The genetic and metabolic basis of kidney stone disease

Kidney stone disease (KSD) is a common, heritable, frequently recurrent condition affecting approximately 10–20% of people. Patients may be asymptomatic or experience severe pain, haematuria, urinary tract infections, and, in extreme cases, multi-organ failure. KSD and its treatments reduce health-related quality of life and its rising prevalence will cost the National Health Service over £300 million annually in England by 2030. Despite their relevance, the mechanisms underlying stone formation remain poorly understood, limiting effective preventive strategies. In this thesis, I investigate the genetic architecture of KSD to uncover molecular mechanisms and therapeutic targets for the disease. I conduct the largest genetic association studies of KSD to date, integrating combined-sex, and sex-specific analyses, European- and trans-ancestry data, and common and rare genetic variants. These studies identify novel genetic associations with KSD and highlight genes linked to mineral metabolism and renal structural disorders. Using Mendelian randomisation (MR) and colocalisation analyses, I reveal a shared genetic architecture between adiposity and KSD, implicating a causal GIPR missense variant which I propose alters renal tubular osteopontin secretion, affecting risk of stone formation. Drug-target MR analyses suggest that modulating gastric inhibitory polypeptide receptor pathways may reduce KSD risk.
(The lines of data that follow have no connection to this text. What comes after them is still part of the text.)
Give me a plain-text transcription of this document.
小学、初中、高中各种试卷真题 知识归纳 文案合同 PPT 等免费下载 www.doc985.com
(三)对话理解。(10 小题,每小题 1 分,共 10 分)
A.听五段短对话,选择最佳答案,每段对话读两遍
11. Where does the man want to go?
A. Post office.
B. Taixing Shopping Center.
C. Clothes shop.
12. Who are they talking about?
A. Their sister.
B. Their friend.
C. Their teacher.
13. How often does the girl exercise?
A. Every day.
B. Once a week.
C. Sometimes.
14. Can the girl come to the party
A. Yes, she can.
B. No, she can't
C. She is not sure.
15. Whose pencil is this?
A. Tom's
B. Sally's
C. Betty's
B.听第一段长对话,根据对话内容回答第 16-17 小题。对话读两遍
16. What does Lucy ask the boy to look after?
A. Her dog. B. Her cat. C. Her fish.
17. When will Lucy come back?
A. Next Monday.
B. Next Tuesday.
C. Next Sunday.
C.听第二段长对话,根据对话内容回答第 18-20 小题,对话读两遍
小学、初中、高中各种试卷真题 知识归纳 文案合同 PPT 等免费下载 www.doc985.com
To investigate the mechanisms linking mineral metabolism and renal cysts to KSD, I integrate multiomic and chromatin interaction data with MR and colocalisation analyses. I identify three biological pathways contributing to approximately 12–17% of KSD cases: impaired DGKδ-mediated calcium-sensing receptor signalling; increased NaPi-IIa-mediated renal phosphate excretion; and defective 24-α-hydroxylase-mediated 1,25-dihydroxyvitamin D inactivation. I further establish a causal, bidirectional relationship between non-polycystic renal cysts and KSD, implicating TBX2-mediated effects. These findings support a “lithogenic triad” of urine supersaturation, stasis, and tubular epithelial injury in KSD pathogenesis. By integrating multiple analytical approaches with distinct and orthogonal sources of bias , I provide insights into causal mechanisms and therapeutic targets for KSD, laying the foundation for future translational research.